Feiern für die Natur: 50 Jahre LBV Starnberg und der Weg zu mehr Artenvielfalt
Am 29. Juni 2026 war es endlich so weit: Die Kreisgruppe Starnberg des Landesbunds für Vogel- und Naturschutz (LBV) feierte ihr 50-jähriges Bestehen, auch wenn das mit einem kleinen Augenzwinkern zu betrachten ist. Streng genommen feierte man ja bereits den 54. Geburtstag, da die ursprüngliche Feier wegen dieser fiesen Corona-Pandemie verschoben werden musste. Aber wer zählt schon mit? Festlich ging es im Weßlinger Pfarrstadel zu, wo über 100 Gäste zusammenkamen, um zu feiern, zu lachen und vielleicht auch ein paar Tränen der Freude zu vergießen.
Die Ehrengäste waren nicht von schlechten Eltern: Schirmherrin Auguste von Bayern, Ehrenvorsitzender Horst Guckelsberger, Vorsitzender Stefan Schilling und viele weitere Persönlichkeiten, die sich um die Natur kümmern. Norbert Schäffer, der Landesvorsitzende, sprach nicht nur über die Erfolge des LBV, sondern auch über die ernsten Herausforderungen, vor denen wir stehen. Es ist wirklich alarmierend, dass die biologische Vielfalt in Deutschland jährlich um bis zu 1,5 % abnimmt – ganz zu schweigen vom Weltüberlastungstag und der steigenden Nachfrage nach natürlichen Ressourcen. Ein Aufruf zum Handeln, könnte man sagen!
Erfolge und Herausforderungen im Naturschutz
Horst Guckelsberger erinnerte die Anwesenden an die großen Erfolge der Kreisgruppe Starnberg. Die Sicherung von Feuchtgebieten und die Ausweisung von Schutzgebieten sind nur einige der Errungenschaften, auf die man stolz sein kann. Wusstet ihr, dass die Kreisgruppe im Landkreis gleich zwei Vogelschutz- und elf Natura-2000-Gebiete betreut? Das ist eine Menge! Das Engagement der Mitglieder ist bewundernswert und fand auch die Zustimmung von Auguste von Bayern, die alle ermunterte, weiterhin aktiv zu bleiben.
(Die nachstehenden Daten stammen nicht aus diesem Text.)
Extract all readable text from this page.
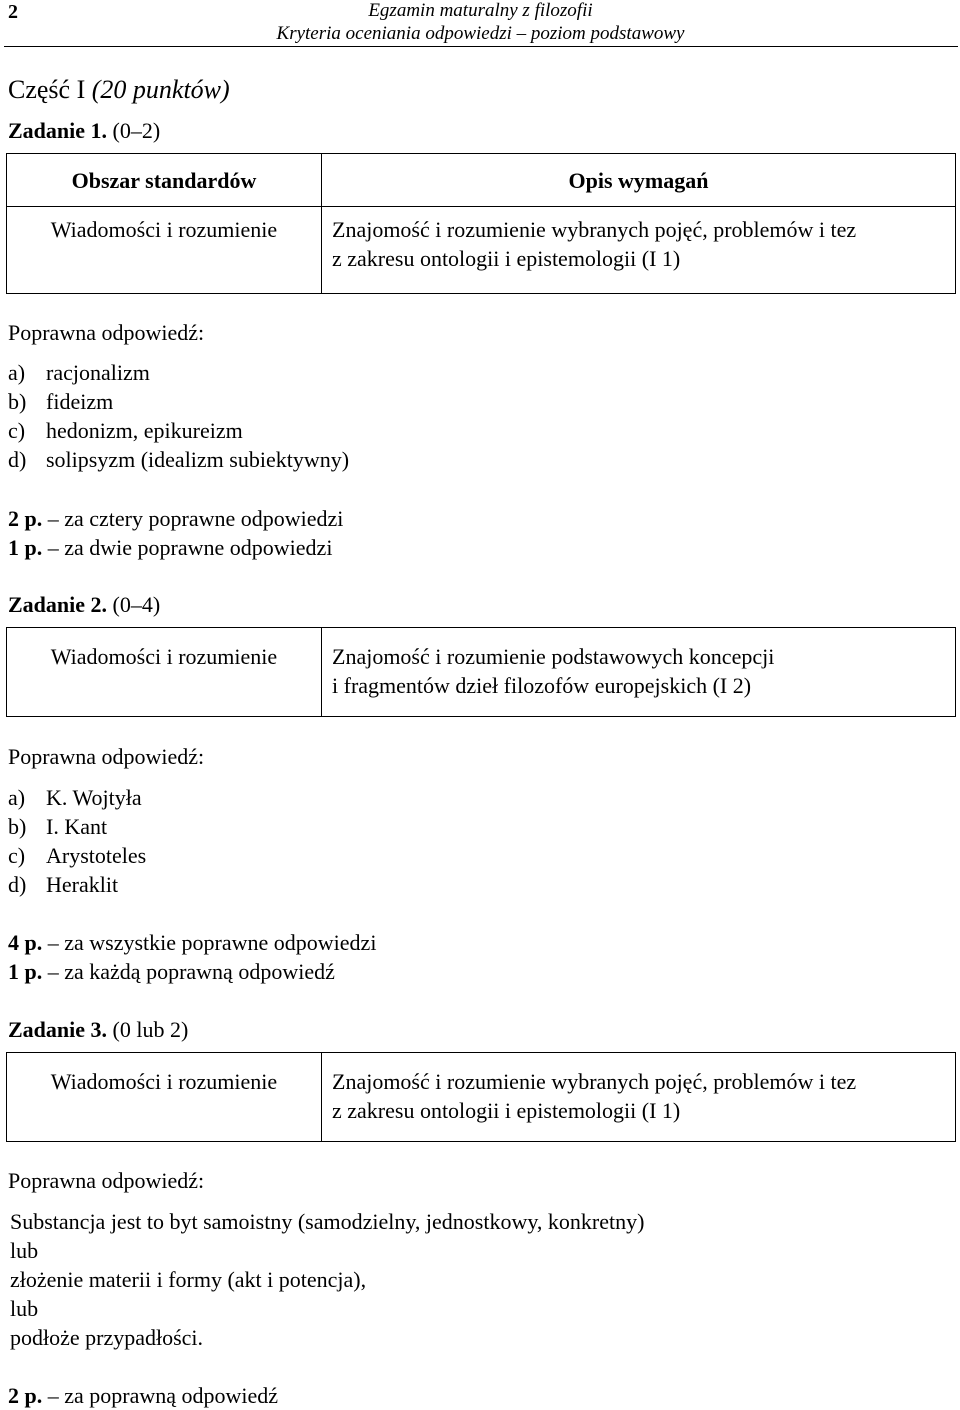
2	Egzamin maturalny z filozofii
Kryteria oceniania odpowiedzi – poziom podstawowy
Część I (20 punktów)
Zadanie 1. (0–2)
Obszar standardów	Opis wymagań
Wiadomości i rozumienie	Znajomość i rozumienie wybranych pojęć, problemów i tez
z zakresu ontologii i epistemologii (I 1)
Poprawna odpowiedź:
a) racjonalizm
b) fideizm
c) hedonizm, epikureizm
d) solipsyzm (idealizm subiektywny)
2 p. – za cztery poprawne odpowiedzi
1 p. – za dwie poprawne odpowiedzi
Zadanie 2. (0–4)
Wiadomości i rozumienie	Znajomość i rozumienie podstawowych koncepcji
i fragmentów dzieł filozofów europejskich (I 2)
Poprawna odpowiedź:
a) K. Wojtyła
b) I. Kant
c) Arystoteles
d) Heraklit
4 p. – za wszystkie poprawne odpowiedzi
1 p. – za każdą poprawną odpowiedź
Zadanie 3. (0 lub 2)
Wiadomości i rozumienie	Znajomość i rozumienie wybranych pojęć, problemów i tez
z zakresu ontologii i epistemologii (I 1)
Poprawna odpowiedź:
Substancja jest to byt samoistny (samodzielny, jednostkowy, konkretny)
lub
złożenie materii i formy (akt i potencja),
lub
podłoże przypadłości.
2 p. – za poprawną odpowiedź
Doch was bedeutet das alles für den einzelnen Gartenbesitzer? Der Naturschutz ist kein abstraktes Konzept, sondern kann direkt vor der eigenen Haustür beginnen. Nisthilfen für Vögel, Wildbienen oder Hummeln können ganz einfach in den Garten integriert werden. Außerdem verfolgt die Untere Naturschutzbehörde verschiedene Artenhilfsprojekte, die auf dem Arten- und Biotopschutzprogramm basieren. Es gibt also viele Möglichkeiten, einen Beitrag zu leisten, auch wenn es manchmal scheint, als sei der Verlust der Natur übermächtig.
Der Weg zum Biotopverbund
Die Zunahme von Infrastruktur- und Siedlungsbau sowie die intensive Nutzung in der Land- und Forstwirtschaft führen zu einem Verlust von Biotopen. Lebensräume schwinden und sind gesetzlich unter Schutz gestellt, um der Verinselung entgegenzuwirken. Der Biotopverbund ist unerlässlich für den Schutz des Naturhaushalts. Hierbei geht es nicht nur um den Erhalt, sondern auch um die Wiederherstellung und Entwicklung ökologischer Wechselbeziehungen. Naturschutz bedeutet auch, den Genaustausch zwischen den Arten zu gewährleisten – denn nur so kann die Artenvielfalt erhalten bleiben.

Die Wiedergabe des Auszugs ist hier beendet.